The study has been a viable endeavour as it has provided some estimation on the proportion of alcohol consumption among females, which can be important to policy makers and the general public. The pattern of drinking reported by participants can be a source of worry because this is capable of increasing the country’s disease burden in the next few years if no measures are put in place. Further, the drinking pattern puts the female drinkers at risk of road and home accidents, exposure to sexually transmitted diseases and HIV/AIDS, and that the general outcome of alcohol abuse will impinge on their multi-tasking skills. All these effects mentioned here can exacerbate poverty levels in the Zambian society, simply because the whole society highly depends on women for its operations.

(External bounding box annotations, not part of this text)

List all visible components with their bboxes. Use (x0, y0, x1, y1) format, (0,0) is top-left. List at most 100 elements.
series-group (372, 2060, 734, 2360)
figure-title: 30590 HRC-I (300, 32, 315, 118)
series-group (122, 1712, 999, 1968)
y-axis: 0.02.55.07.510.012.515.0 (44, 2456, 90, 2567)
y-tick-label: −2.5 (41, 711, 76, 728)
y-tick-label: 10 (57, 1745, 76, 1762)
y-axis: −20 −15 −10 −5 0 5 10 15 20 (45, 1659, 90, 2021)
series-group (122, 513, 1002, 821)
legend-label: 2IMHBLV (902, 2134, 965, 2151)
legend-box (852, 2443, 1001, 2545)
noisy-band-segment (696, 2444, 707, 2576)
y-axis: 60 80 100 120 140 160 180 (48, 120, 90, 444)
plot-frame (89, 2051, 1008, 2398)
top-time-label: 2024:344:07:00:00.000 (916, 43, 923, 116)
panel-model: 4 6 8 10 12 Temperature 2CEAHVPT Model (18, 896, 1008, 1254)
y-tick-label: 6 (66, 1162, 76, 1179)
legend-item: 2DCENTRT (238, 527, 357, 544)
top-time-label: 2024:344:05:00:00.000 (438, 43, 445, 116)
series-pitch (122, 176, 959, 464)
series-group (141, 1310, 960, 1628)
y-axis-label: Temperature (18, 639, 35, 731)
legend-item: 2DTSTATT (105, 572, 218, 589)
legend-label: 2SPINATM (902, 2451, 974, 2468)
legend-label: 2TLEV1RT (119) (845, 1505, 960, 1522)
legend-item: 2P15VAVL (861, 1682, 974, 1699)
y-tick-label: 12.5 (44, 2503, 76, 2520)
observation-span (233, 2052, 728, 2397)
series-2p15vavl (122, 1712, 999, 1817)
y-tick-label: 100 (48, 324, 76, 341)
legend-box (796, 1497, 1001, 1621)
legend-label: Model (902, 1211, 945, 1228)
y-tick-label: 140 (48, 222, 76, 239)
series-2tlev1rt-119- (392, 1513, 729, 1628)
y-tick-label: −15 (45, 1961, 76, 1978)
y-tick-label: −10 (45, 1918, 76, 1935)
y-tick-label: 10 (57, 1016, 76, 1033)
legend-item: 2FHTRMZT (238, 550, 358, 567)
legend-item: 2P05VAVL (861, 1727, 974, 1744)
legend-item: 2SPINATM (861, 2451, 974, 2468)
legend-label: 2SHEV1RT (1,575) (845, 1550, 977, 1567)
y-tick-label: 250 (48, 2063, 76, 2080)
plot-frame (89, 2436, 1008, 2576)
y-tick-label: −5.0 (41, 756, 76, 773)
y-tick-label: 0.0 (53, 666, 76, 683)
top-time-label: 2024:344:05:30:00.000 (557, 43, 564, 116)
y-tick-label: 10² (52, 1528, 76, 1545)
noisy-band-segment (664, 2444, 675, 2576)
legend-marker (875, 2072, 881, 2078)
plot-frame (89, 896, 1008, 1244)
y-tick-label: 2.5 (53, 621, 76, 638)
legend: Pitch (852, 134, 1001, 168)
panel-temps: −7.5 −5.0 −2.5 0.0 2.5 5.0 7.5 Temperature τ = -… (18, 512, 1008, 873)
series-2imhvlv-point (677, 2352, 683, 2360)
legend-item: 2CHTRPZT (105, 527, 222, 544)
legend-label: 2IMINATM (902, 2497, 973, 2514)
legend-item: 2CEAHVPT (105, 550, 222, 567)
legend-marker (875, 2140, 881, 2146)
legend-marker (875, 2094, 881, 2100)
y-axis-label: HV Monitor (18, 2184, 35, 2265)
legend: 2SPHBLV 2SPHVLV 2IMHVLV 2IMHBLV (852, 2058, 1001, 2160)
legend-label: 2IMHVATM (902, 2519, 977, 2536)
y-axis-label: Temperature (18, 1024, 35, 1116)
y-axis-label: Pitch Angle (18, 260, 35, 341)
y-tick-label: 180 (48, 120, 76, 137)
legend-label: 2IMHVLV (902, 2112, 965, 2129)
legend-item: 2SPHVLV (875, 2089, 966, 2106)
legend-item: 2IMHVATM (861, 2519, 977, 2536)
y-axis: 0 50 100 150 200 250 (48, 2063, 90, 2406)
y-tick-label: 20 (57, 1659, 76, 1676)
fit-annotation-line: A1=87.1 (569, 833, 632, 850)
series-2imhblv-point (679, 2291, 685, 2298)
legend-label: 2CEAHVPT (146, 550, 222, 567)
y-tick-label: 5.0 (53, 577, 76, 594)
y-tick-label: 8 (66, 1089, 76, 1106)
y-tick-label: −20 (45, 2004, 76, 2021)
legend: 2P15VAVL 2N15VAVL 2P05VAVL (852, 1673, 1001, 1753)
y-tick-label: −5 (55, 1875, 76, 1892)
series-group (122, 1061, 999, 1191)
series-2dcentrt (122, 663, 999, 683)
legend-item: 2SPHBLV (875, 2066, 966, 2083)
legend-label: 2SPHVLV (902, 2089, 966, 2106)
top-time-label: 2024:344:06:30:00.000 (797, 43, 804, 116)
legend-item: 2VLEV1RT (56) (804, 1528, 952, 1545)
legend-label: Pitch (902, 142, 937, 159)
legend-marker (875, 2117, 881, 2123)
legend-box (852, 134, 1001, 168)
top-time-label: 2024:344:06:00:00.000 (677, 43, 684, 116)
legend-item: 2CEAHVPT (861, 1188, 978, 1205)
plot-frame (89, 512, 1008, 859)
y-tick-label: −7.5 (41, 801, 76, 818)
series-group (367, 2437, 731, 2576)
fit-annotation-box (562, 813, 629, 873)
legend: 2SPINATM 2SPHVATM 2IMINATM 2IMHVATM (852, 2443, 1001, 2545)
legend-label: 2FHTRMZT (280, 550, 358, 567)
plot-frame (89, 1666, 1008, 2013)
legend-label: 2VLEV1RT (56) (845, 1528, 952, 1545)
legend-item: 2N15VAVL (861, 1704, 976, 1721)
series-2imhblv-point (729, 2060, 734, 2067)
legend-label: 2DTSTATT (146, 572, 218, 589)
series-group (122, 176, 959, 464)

There is a need to carry out more research in other parts of Lusaka in order to obtain data that is generalizable and can help policy makers to act on this form of drinking that is likely to deter economic development, increase disease burden and affect family life, among others. Another viable proposition can be a ‘comparative investigation in the proportion of HIV/AIDS among female alcohol drinkers and their non-drinking counterparts’.